Curriculum on Abuse Prevention and Empowerment (CAPE)

Adults with disabilities face special risks related to abuse as well as special challenges in reporting abuse. To reduce the incidence of abuse, the World Institute on Disability created a comprehensive training curriculum in English and Spanish to educate people with disabilities, services providers, and family members about abuse awareness and prevention strategies.

CAPE explores:

  • fundamental issues of abuse
  • best-practices training approaches
  • personal stories of resisting and recovering from abuse

CAPE resources are designed to support individuals with disability in living safely and independently. Topics covered in the curriculum include:

  • developing self-respect
  • asserting boundaries
  • getting help
  • disclosing abuse
  • knowing one’s rights
  • learning self-advocacy skills
  • practicing safety planning
  • building resilience.

As the website explains, “These are the ‘CAPE-abilities’ that can interrupt and prevent abusive behavior and help those recover who have experienced abuse. CAPE is unique in its focus on peer support in abuse prevention and its multimedia format, based on proven educational theory and practice. CAPE uses attractive, motivating multimedia educational resources relevant to daily life, such as movies, quizzes, learning games, comic-book images, and stories by and about people with disabilities.”
 

Comments

Rachel, thanks for your work on this helpful series on disability and abuse. It's painful to read the statistics of how people with disabilities are much more vulnerable to abuse and sexual assault than the general population. Readers may like to know that Disability Rights Wisconsin has produced a number of guides and background papers that may be helpful.

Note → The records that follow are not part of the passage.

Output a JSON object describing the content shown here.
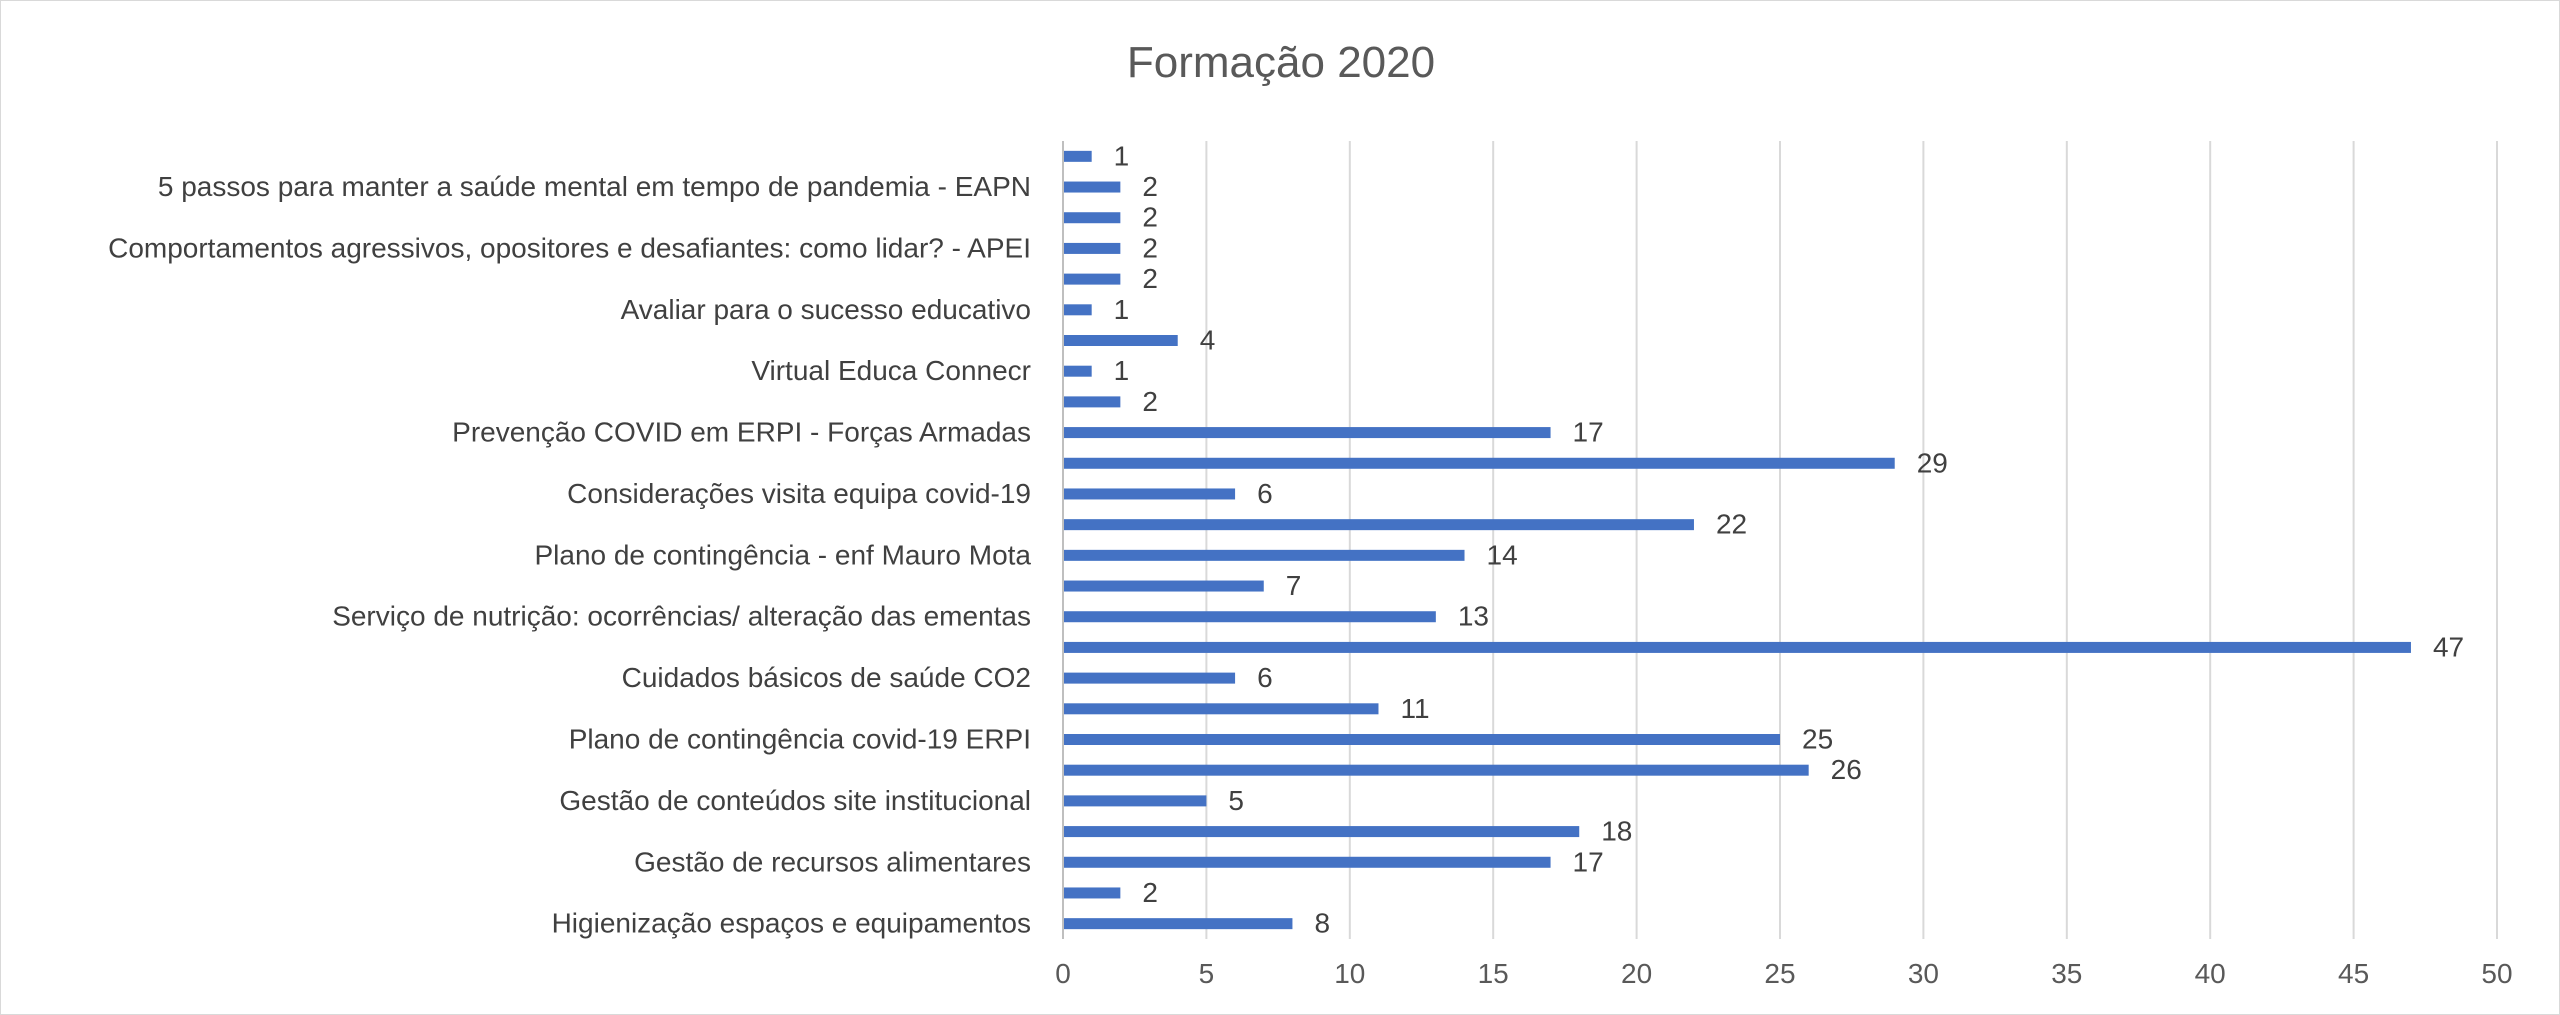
{
  "chart_data": {
    "type": "bar",
    "orientation": "horizontal",
    "title": "Formação 2020",
    "categories": [
      "",
      "5 passos para manter a saúde mental em tempo de pandemia - EAPN",
      "",
      "Comportamentos agressivos, opositores e desafiantes: como lidar? - APEI",
      "",
      "Avaliar para o sucesso educativo",
      "",
      "Virtual Educa Connecr",
      "",
      "Prevenção COVID em ERPI - Forças Armadas",
      "",
      "Considerações visita equipa covid-19",
      "",
      "Plano de contingência - enf Mauro Mota",
      "",
      "Serviço de nutrição: ocorrências/ alteração das ementas",
      "",
      "Cuidados básicos de saúde CO2",
      "",
      "Plano de contingência covid-19 ERPI",
      "",
      "Gestão de conteúdos site institucional",
      "",
      "Gestão de recursos alimentares",
      "",
      "Higienização espaços e equipamentos"
    ],
    "values": [
      1,
      2,
      2,
      2,
      2,
      1,
      4,
      1,
      2,
      17,
      29,
      6,
      22,
      14,
      7,
      13,
      47,
      6,
      11,
      25,
      26,
      5,
      18,
      17,
      2,
      8
    ],
    "xlim": [
      0,
      50
    ],
    "x_ticks": [
      0,
      5,
      10,
      15,
      20,
      25,
      30,
      35,
      40,
      45,
      50
    ],
    "grid": "vertical",
    "data_labels": true,
    "bar_color": "#4472c4",
    "legend": "none"
  }
}
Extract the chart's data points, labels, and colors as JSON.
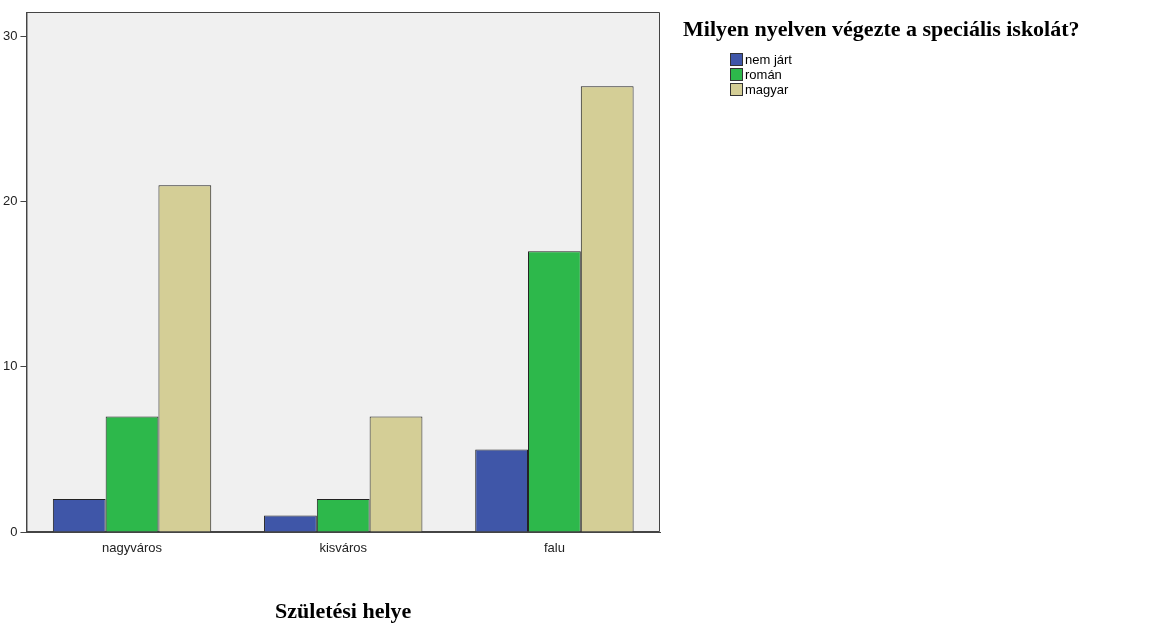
{
  "chart_data": {
    "type": "bar",
    "xlabel": "Születési helye",
    "legend_title": "Milyen nyelven végezte a speciális iskolát?",
    "legend": "right",
    "categories": [
      "nagyváros",
      "kisváros",
      "falu"
    ],
    "series": [
      {
        "name": "nem járt",
        "color": "#3f56a8",
        "values": [
          2,
          1,
          5
        ]
      },
      {
        "name": "román",
        "color": "#2db84b",
        "values": [
          7,
          2,
          17
        ]
      },
      {
        "name": "magyar",
        "color": "#d4ce96",
        "values": [
          21,
          7,
          27
        ]
      }
    ],
    "ylim": [
      0,
      31.5
    ],
    "yticks": [
      0,
      10,
      20,
      30
    ],
    "grid": false
  }
}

Rachel Boehm on June 5, 2013

In reply to by anonymous_stub (not verified)

Thanks for the link to additional resources, Mark! This is an important issue. Many parents with children and adult children living with disabilities have told me that abuse is a big worry. So I am most certain that these resources are appreciated!

Yes, I'll echo the thanks for the good information posted about abuse and those with disabilities being more vulnerable. Thanks Rachel!

An article reviewing President Barak Obama's remarks about mental health in a speech made on June 3, 2013, says, "The president also pointed out that persons with mental illnesses statistically are far more likely to be the victims of violence than the perpetrators, and the vast majority of gun violence in America is not linked to people with mental problems. 'I want to be absolutely clear the overwhelming majority of people who suffer from mental illnesses are not violent,' he declared."